Longtemps l’identité masculine sembla ne pas poser problème ; tandis que les femmes dérangeaient sans cesse la société par leurs revendications, leurs demandes de reconnaissance comme citoyennes à part entière, sur tous les plans de la vie personnelle, familiale, collective et politique, faisant bouger les canons, mettant à mal les stéréotypes, revendiquant l’égalité avec les hommes, cette identité masculine allait, pour ainsi dire, de soi, elle paraissait en adéquation avec elle-même, avec le système patriarcal logophallocentré et avec une domination masculine tellement généralisée et habituelle que l’on finissait par la trouver normale ou par ne plus l’apercevoir. Parallèlement pourtant nos littératures témoignent souvent et depuis toujours d’une masculinité infiniment plus subtile et captivante, qui déroge au modèle de l’homme roi et puissant et qui dérange et subvertit les canons au moins autant que les luttes féministes et que les écritures militantes des femmes, pour ne parler que de cette forme d’art, ont pu le faire.

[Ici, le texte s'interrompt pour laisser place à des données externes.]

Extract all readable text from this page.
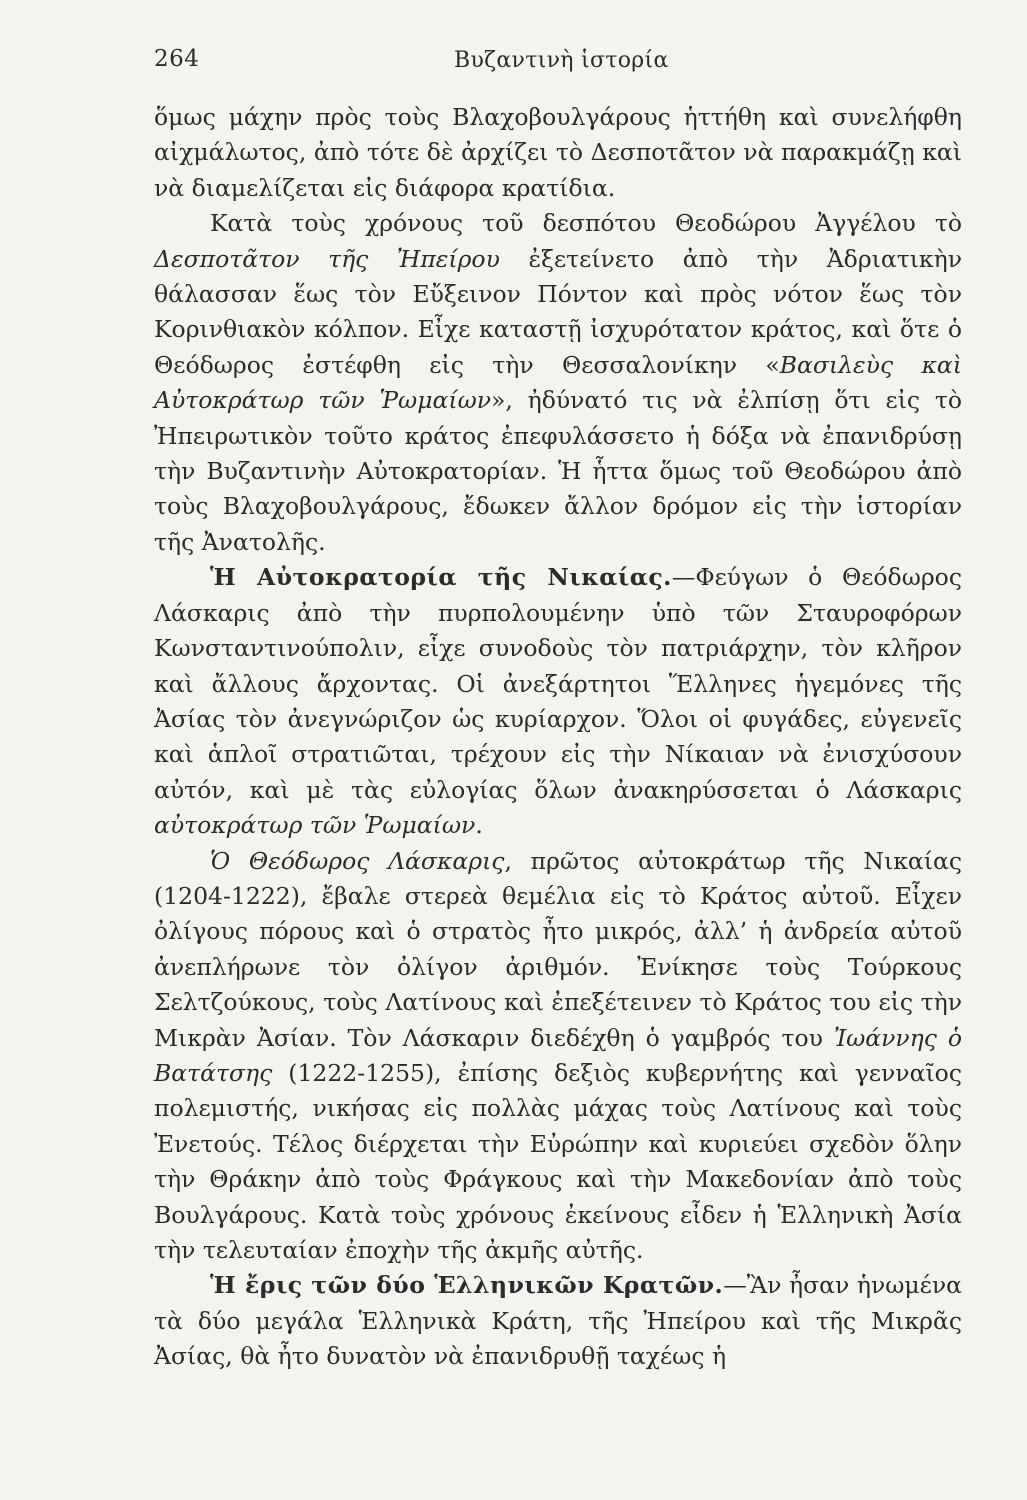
264	Βυζαντινὴ ἱστορία

ὅμως μάχην πρὸς τοὺς Βλαχοβουλγάρους ἡττήθη καὶ συνελήφθη αἰχμάλωτος, ἀπὸ τότε δὲ ἀρχίζει τὸ Δεσποτᾶτον νὰ παρακμάζῃ καὶ νὰ διαμελίζεται εἰς διάφορα κρατίδια.

Κατὰ τοὺς χρόνους τοῦ δεσπότου Θεοδώρου Ἀγγέλου τὸ Δεσποτᾶτον τῆς Ἠπείρου ἐξετείνετο ἀπὸ τὴν Ἀδριατικὴν θάλασσαν ἕως τὸν Εὔξεινον Πόντον καὶ πρὸς νότον ἕως τὸν Κορινθιακὸν κόλπον. Εἶχε καταστῇ ἰσχυρότατον κράτος, καὶ ὅτε ὁ Θεόδωρος ἐστέφθη εἰς τὴν Θεσσαλονίκην «Βασιλεὺς καὶ Αὐτοκράτωρ τῶν Ῥωμαίων», ἠδύνατό τις νὰ ἐλπίσῃ ὅτι εἰς τὸ Ἠπειρωτικὸν τοῦτο κράτος ἐπεφυλάσσετο ἡ δόξα νὰ ἐπανιδρύσῃ τὴν Βυζαντινὴν Αὐτοκρατορίαν. Ἡ ἧττα ὅμως τοῦ Θεοδώρου ἀπὸ τοὺς Βλαχοβουλγάρους, ἔδωκεν ἄλλον δρόμον εἰς τὴν ἱστορίαν τῆς Ἀνατολῆς.

Ἡ Αὐτοκρατορία τῆς Νικαίας.—Φεύγων ὁ Θεόδωρος Λάσκαρις ἀπὸ τὴν πυρπολουμένην ὑπὸ τῶν Σταυροφόρων Κωνσταντινούπολιν, εἶχε συνοδοὺς τὸν πατριάρχην, τὸν κλῆρον καὶ ἄλλους ἄρχοντας. Οἱ ἀνεξάρτητοι Ἕλληνες ἡγεμόνες τῆς Ἀσίας τὸν ἀνεγνώριζον ὡς κυρίαρχον. Ὅλοι οἱ φυγάδες, εὐγενεῖς καὶ ἁπλοῖ στρατιῶται, τρέχουν εἰς τὴν Νίκαιαν νὰ ἐνισχύσουν αὐτόν, καὶ μὲ τὰς εὐλογίας ὅλων ἀνακηρύσσεται ὁ Λάσκαρις αὐτοκράτωρ τῶν Ῥωμαίων.

Ὁ Θεόδωρος Λάσκαρις, πρῶτος αὐτοκράτωρ τῆς Νικαίας (1204-1222), ἔβαλε στερεὰ θεμέλια εἰς τὸ Κράτος αὐτοῦ. Εἶχεν ὀλίγους πόρους καὶ ὁ στρατὸς ἦτο μικρός, ἀλλ’ ἡ ἀνδρεία αὐτοῦ ἀνεπλήρωνε τὸν ὀλίγον ἀριθμόν. Ἐνίκησε τοὺς Τούρκους Σελτζούκους, τοὺς Λατίνους καὶ ἐπεξέτεινεν τὸ Κράτος του εἰς τὴν Μικρὰν Ἀσίαν. Τὸν Λάσκαριν διεδέχθη ὁ γαμβρός του Ἰωάννης ὁ Βατάτσης (1222-1255), ἐπίσης δεξιὸς κυβερνήτης καὶ γενναῖος πολεμιστής, νικήσας εἰς πολλὰς μάχας τοὺς Λατίνους καὶ τοὺς Ἐνετούς. Τέλος διέρχεται τὴν Εὐρώπην καὶ κυριεύει σχεδὸν ὅλην τὴν Θράκην ἀπὸ τοὺς Φράγκους καὶ τὴν Μακεδονίαν ἀπὸ τοὺς Βουλγάρους. Κατὰ τοὺς χρόνους ἐκείνους εἶδεν ἡ Ἑλληνικὴ Ἀσία τὴν τελευταίαν ἐποχὴν τῆς ἀκμῆς αὐτῆς.

Ἡ ἔρις τῶν δύο Ἑλληνικῶν Κρατῶν.—Ἂν ἦσαν ἡνωμένα τὰ δύο μεγάλα Ἑλληνικὰ Κράτη, τῆς Ἠπείρου καὶ τῆς Μικρᾶς Ἀσίας, θὰ ἦτο δυνατὸν νὰ ἐπανιδρυθῇ ταχέως ἡ
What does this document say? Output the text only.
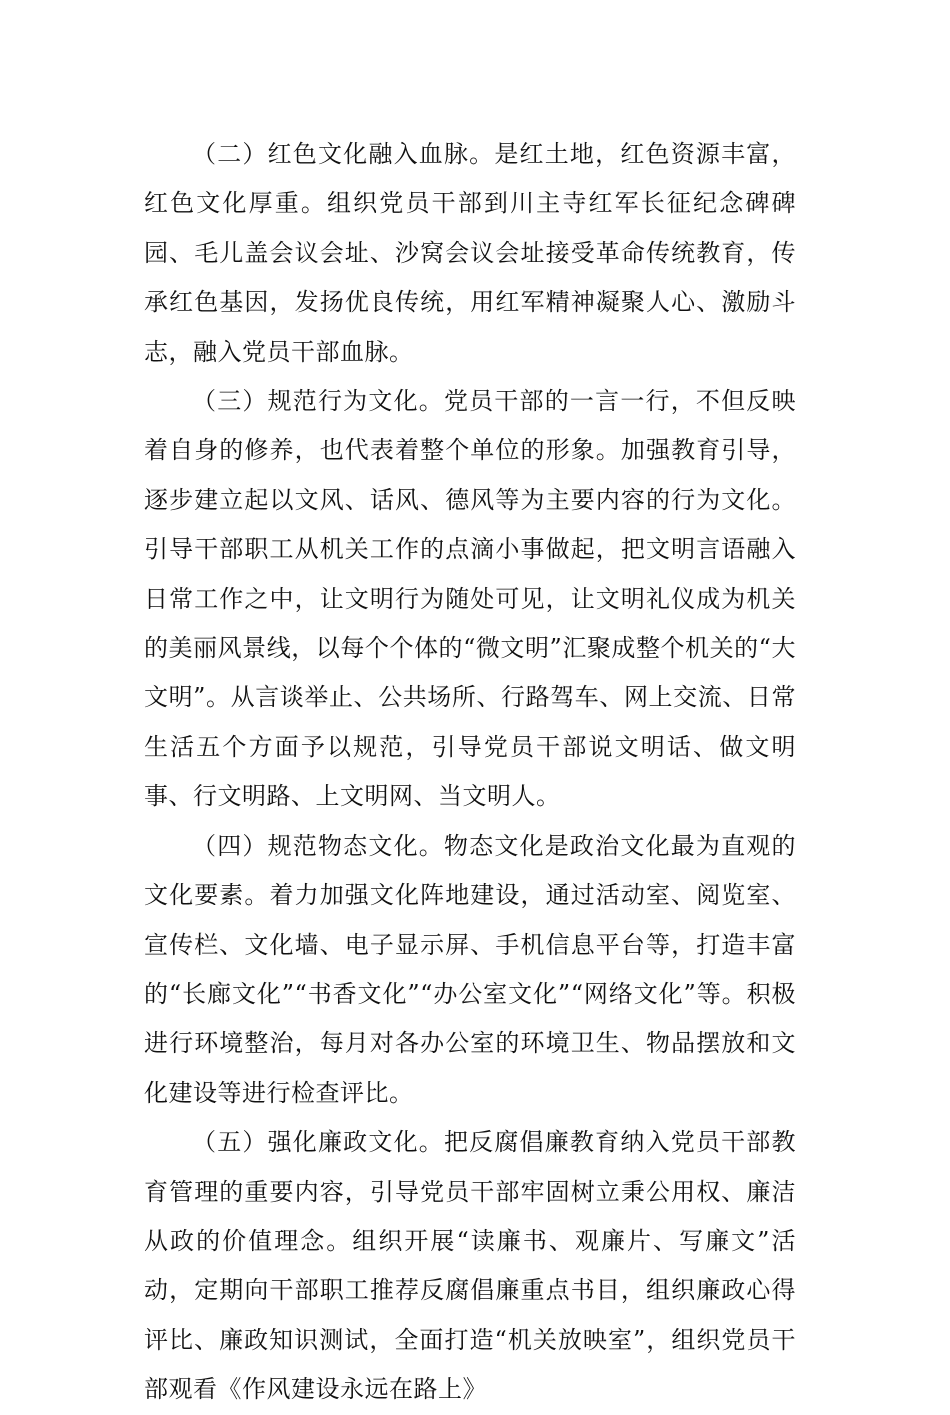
（二）红色文化融入血脉。是红土地，红色资源丰富，红色文化厚重。组织党员干部到川主寺红军长征纪念碑碑园、毛儿盖会议会址、沙窝会议会址接受革命传统教育，传承红色基因，发扬优良传统，用红军精神凝聚人心、激励斗志，融入党员干部血脉。

（三）规范行为文化。党员干部的一言一行，不但反映着自身的修养，也代表着整个单位的形象。加强教育引导，逐步建立起以文风、话风、德风等为主要内容的行为文化。引导干部职工从机关工作的点滴小事做起，把文明言语融入日常工作之中，让文明行为随处可见，让文明礼仪成为机关的美丽风景线，以每个个体的“微文明”汇聚成整个机关的“大文明”。从言谈举止、公共场所、行路驾车、网上交流、日常生活五个方面予以规范，引导党员干部说文明话、做文明事、行文明路、上文明网、当文明人。

（四）规范物态文化。物态文化是政治文化最为直观的文化要素。着力加强文化阵地建设，通过活动室、阅览室、宣传栏、文化墙、电子显示屏、手机信息平台等，打造丰富的“长廊文化”“书香文化”“办公室文化”“网络文化”等。积极进行环境整治，每月对各办公室的环境卫生、物品摆放和文化建设等进行检查评比。

（五）强化廉政文化。把反腐倡廉教育纳入党员干部教育管理的重要内容，引导党员干部牢固树立秉公用权、廉洁从政的价值理念。组织开展“读廉书、观廉片、写廉文”活动，定期向干部职工推荐反腐倡廉重点书目，组织廉政心得评比、廉政知识测试，全面打造“机关放映室”，组织党员干部观看《作风建设永远在路上》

Aujourd’hui la question des masculinités, au moins dans les pays occidentaux dits « démocratiques » et « évolués », paraît réglée au profit d’un modèle masculin considérablement adouci et féminisé, celui de l’homme sensible, bon compagnon se prêtant à accomplir les tâches ménagères et à s’occuper des enfants et même des bébés : les papas montent sur les grues des chantiers ou sur les tours et les dômes des églises pour réclamer le droit de garde de leurs enfants et la résidence alternée, attitudes et revendications qui n’empêchent pas pour autant et parallèlement la puissante différence dans la représentativité politique entre les hommes et les femmes, le « backlash », la montée en puissance de nouveaux masculinismes, les violences commises dans tous les pays contre les femmes, leur voilement symbolique ou réel.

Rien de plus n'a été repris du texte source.